Un différend concernant le prochain Haut Représentant de la Bosnie-Herzégovine a provoqué une rare division publique entre Washington et ses partenaires européens, après que les États-Unis ont averti qu'ils pourraient reconsidérer leur rôle dans l'architecture de paix internationale du pays.
L'avertissement, signalé samedi par The Guardian, suite à des désaccords au sein du Conseil de mise en œuvre de la paix, l'organisme multinational qui supervise la mise en œuvre civile de l'Accord de paix de Dayton de 1995.
Une succession délicate
Le bureau du Haut Représentant demeure l'une des institutions les plus importantes de Bosnie-Herzégovine depuis la Seconde Guerre mondiale. Créé après les accords de Dayton pour préserver l'accord de paix, il permet à son titulaire d'intervenir lorsque les autorités nationales menacent l'ordre constitutionnel ou bloquent des réformes essentielles.
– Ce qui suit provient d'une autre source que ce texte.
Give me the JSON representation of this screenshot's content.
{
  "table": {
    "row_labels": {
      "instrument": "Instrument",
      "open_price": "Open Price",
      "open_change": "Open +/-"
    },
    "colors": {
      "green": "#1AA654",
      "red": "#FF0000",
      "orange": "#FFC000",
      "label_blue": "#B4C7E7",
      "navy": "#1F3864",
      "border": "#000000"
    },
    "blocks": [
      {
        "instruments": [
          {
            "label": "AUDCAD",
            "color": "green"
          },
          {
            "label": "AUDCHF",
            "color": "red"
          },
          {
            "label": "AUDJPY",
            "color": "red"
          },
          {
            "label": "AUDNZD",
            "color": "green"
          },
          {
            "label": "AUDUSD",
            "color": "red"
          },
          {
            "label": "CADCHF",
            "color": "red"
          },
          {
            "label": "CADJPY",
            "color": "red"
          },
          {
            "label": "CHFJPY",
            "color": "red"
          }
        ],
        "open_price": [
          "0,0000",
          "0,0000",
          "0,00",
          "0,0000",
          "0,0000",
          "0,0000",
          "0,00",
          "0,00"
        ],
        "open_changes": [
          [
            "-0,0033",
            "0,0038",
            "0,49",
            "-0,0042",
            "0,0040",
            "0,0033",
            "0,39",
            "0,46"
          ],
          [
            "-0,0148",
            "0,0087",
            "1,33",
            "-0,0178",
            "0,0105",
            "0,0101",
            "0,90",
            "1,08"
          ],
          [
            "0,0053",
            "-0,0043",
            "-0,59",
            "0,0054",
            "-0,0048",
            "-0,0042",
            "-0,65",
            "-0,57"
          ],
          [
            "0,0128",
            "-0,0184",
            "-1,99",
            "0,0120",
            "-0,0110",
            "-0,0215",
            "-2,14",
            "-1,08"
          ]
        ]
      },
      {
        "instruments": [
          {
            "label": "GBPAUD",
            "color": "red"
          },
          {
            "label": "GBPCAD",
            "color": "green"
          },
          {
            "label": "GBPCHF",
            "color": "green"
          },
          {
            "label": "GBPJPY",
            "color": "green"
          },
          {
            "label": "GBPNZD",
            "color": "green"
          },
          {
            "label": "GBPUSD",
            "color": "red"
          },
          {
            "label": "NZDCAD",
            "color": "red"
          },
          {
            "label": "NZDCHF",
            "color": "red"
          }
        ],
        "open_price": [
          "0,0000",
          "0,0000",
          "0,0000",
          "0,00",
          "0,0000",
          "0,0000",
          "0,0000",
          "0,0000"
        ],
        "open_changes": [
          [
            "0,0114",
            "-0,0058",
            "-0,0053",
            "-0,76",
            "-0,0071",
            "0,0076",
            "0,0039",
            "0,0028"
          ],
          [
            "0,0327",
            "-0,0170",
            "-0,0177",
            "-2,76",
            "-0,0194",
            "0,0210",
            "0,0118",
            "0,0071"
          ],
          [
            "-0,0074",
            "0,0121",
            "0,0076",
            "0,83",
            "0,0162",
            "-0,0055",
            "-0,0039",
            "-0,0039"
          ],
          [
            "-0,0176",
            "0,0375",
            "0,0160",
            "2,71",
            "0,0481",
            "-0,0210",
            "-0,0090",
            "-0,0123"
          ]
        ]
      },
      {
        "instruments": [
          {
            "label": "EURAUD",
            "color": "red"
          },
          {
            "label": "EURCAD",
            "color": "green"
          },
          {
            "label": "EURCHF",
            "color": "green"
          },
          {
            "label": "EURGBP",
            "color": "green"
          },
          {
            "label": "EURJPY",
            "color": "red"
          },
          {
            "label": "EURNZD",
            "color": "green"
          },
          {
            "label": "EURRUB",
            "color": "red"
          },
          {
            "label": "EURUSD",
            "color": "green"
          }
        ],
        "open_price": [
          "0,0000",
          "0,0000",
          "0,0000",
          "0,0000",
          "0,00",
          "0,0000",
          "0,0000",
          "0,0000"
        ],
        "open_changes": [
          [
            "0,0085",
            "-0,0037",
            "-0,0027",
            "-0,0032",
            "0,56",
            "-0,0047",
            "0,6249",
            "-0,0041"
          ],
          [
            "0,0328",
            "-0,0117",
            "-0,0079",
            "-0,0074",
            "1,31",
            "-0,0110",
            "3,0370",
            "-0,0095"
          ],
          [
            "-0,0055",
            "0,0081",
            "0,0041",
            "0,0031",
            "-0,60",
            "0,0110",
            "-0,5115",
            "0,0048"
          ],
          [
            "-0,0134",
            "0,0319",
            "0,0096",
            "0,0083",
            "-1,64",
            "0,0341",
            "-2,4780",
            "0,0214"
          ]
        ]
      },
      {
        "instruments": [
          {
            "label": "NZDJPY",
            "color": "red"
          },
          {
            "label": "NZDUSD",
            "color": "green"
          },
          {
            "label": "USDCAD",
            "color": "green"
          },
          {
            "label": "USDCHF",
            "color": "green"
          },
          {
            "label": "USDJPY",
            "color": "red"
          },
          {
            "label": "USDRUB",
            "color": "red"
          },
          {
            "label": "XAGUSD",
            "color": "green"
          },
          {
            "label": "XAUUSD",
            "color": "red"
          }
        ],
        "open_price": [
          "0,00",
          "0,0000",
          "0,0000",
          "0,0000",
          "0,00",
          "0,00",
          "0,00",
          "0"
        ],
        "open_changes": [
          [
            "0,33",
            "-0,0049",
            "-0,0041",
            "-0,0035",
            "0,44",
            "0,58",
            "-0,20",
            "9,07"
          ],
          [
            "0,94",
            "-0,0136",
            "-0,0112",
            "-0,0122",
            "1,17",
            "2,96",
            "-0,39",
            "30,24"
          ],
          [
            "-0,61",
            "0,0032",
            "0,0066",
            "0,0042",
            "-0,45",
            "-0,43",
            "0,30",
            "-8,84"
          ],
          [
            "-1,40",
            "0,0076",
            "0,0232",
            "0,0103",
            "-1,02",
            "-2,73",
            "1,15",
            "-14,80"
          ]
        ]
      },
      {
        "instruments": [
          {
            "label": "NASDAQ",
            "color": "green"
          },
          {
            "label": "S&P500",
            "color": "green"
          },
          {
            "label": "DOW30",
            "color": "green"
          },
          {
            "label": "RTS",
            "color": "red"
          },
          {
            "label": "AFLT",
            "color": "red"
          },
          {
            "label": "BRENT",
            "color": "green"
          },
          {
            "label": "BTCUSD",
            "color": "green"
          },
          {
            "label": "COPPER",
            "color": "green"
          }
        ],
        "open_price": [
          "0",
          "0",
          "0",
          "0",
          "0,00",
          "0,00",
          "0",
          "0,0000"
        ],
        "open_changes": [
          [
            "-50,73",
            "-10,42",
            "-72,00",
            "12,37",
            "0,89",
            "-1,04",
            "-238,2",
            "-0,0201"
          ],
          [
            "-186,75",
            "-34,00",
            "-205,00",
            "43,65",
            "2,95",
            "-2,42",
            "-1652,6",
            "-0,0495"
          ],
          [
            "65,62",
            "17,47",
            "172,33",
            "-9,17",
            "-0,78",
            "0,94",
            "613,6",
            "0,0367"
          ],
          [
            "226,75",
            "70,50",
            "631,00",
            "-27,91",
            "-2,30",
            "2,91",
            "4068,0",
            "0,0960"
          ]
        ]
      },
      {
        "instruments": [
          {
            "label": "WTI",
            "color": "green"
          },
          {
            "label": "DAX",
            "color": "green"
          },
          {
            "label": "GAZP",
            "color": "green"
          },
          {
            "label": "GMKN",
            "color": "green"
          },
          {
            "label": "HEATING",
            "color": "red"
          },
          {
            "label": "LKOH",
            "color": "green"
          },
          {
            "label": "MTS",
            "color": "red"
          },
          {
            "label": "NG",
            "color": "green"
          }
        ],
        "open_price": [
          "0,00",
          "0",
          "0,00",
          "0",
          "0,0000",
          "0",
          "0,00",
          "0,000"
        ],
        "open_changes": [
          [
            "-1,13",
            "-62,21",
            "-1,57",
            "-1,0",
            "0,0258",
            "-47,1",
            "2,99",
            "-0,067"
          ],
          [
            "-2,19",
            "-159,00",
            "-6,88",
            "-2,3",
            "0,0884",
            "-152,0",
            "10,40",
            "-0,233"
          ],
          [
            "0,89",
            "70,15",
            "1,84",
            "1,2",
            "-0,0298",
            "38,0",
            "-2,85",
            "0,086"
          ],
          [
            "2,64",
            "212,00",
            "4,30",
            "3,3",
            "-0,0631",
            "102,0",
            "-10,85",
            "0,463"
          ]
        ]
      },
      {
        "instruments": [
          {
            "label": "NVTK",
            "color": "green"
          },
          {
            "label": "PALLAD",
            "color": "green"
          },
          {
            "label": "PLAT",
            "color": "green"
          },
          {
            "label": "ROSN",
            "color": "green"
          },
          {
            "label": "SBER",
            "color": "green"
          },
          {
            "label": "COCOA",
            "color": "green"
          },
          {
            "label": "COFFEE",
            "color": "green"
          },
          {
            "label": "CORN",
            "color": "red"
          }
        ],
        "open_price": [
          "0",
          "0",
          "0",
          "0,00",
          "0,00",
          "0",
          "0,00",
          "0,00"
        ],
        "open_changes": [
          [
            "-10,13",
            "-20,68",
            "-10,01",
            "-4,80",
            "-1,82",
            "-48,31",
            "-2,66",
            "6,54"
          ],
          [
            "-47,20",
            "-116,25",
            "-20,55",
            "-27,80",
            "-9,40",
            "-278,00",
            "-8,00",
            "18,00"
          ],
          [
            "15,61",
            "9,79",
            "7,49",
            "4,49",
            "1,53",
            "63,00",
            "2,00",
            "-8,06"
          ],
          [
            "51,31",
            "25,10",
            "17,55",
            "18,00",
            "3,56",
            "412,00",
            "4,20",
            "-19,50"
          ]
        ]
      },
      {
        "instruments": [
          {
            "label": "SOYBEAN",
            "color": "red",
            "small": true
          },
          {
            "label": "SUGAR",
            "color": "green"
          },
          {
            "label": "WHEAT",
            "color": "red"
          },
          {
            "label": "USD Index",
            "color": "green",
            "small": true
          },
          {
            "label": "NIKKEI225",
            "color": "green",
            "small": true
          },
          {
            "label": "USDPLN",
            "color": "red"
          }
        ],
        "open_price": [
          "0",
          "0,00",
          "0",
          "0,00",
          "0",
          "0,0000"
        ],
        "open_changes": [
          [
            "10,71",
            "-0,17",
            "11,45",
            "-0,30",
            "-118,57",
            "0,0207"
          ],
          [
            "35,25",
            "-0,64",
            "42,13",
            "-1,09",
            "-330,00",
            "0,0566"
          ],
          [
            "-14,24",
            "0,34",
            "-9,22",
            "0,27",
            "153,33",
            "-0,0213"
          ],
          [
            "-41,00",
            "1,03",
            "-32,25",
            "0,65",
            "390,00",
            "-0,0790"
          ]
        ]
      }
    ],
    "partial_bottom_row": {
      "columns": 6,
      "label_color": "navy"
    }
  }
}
Le représentant sortant Christian Schmidt a annoncé son intention de quitter ses fonctions en juin. Discours devant le Conseil de sécurité de l'ONUIl a averti que la Bosnie-Herzégovine était toujours confrontée à des obstructions des institutions étatiques, à des litiges non résolus concernant la propriété de l'État et à des inquiétudes quant à l'intégrité des élections avant les élections générales d'octobre 2026.
Le différend concernant sa succession survient donc à un moment délicat. La Bosnie-Herzégovine est formellement engagée sur la voie de l'adhésion à l'UE, mais ses progrès dépendent d'institutions fonctionnelles, de réformes de l'État de droit et de dirigeants politiques disposés à œuvrer dans le cadre étatique.
La crédibilité de l'Europe dans les Balkans mise à l'épreuve
Pour l'Union européenne, ce différend dépasse le simple conflit de personnel. Il touche à la crédibilité de sa politique dans les Balkans occidentaux, au moment même où Bruxelles s'efforce de démontrer que l'élargissement est à la fois stratégiquement urgent et lié aux normes démocratiques. Le European Times a rapportéLa Bosnie-Herzégovine reste au cœur d'un débat régional plus large sur la possibilité pour l'UE d'offrir une voie d'adhésion plus rapide, mais toujours fondée sur des règles.
Le risque immédiat est que les désaccords entre partenaires internationaux encouragent les acteurs nationaux qui contestent déjà les institutions étatiques ou rejettent les décisions de justice contraignantes. Cela serait particulièrement dommageable à l'approche des élections, période durant laquelle la confiance du public dans le processus électoral et les institutions de l'État sera scrutée de près.
Les responsables européens et américains devraient poursuivre leurs consultations avant la fin du mois. Un candidat de compromis pourrait encore émerger. Mais la nature publique de cet avertissement a mis en lumière un point essentiel : les garanties post-guerre en Bosnie-Herzégovine dépendent désormais non seulement des réformes locales, mais aussi de la capacité des partenaires transatlantiques ayant contribué à l’élaboration des accords de Dayton à agir de concert.